The solo part is crowded with both original and quoted material, at the same time by turns leading or responding to the dense orchestral tissue, in which it is always embedded as a collaborator, never an antagonist. This mercurial side of the concerto reflects the nature of the man himself, but it is not the whole story. Underlying the music and helping to shape it is a large harmonic structure in which I use in sequence every 4-note chord possible within the Western chromatic system : there are 165 of them! This is controlled by a vastly extended passacaglia bass which, while not discernable to the ear, is helpfully self-quoted by the soloist in speeded up form near the beginning and near the end.

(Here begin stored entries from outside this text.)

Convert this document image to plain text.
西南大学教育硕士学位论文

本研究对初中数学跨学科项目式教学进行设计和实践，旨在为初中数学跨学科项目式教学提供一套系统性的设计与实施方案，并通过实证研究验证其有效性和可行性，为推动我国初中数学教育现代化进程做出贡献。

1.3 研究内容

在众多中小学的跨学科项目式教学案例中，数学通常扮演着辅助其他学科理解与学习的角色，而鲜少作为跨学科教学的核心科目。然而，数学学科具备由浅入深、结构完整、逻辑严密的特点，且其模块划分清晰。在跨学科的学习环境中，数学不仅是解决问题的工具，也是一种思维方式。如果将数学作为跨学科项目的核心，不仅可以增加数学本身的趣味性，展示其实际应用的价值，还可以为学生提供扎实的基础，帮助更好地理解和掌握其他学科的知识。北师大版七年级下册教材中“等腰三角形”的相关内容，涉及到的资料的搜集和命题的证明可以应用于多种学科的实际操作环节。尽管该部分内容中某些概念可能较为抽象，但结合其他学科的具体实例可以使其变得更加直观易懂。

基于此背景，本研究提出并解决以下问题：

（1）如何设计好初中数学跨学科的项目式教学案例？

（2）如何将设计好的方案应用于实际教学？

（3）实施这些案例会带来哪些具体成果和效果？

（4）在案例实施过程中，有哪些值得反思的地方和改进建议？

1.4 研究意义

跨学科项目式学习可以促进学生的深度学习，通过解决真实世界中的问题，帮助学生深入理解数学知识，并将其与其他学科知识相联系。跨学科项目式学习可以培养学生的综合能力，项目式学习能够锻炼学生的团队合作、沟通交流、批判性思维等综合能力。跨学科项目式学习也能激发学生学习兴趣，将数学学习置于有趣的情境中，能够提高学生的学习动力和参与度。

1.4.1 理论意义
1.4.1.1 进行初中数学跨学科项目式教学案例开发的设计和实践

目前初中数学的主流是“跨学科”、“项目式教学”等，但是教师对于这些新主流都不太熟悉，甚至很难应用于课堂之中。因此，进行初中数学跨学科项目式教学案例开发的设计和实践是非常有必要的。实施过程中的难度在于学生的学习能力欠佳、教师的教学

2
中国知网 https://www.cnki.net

All that solid theoretical background is a reflection of the bedrock of experience and knowledge underlying Charlie's love of music.
Emotionally, the music has its dark as well as its light moments, because Charlie was nothing if not complex. His sunny nature had its spells of adverse weather! Yet, either way, unflagging energy and a sense of enjoyment of music and music-making were constant in Charlie's life. I hope I've managed to capture a tiny part of this, and set it down as my way of saying that we remember Charlie Maguire, with love, with gratitude, and with the one thing he would have appreciated above all : music!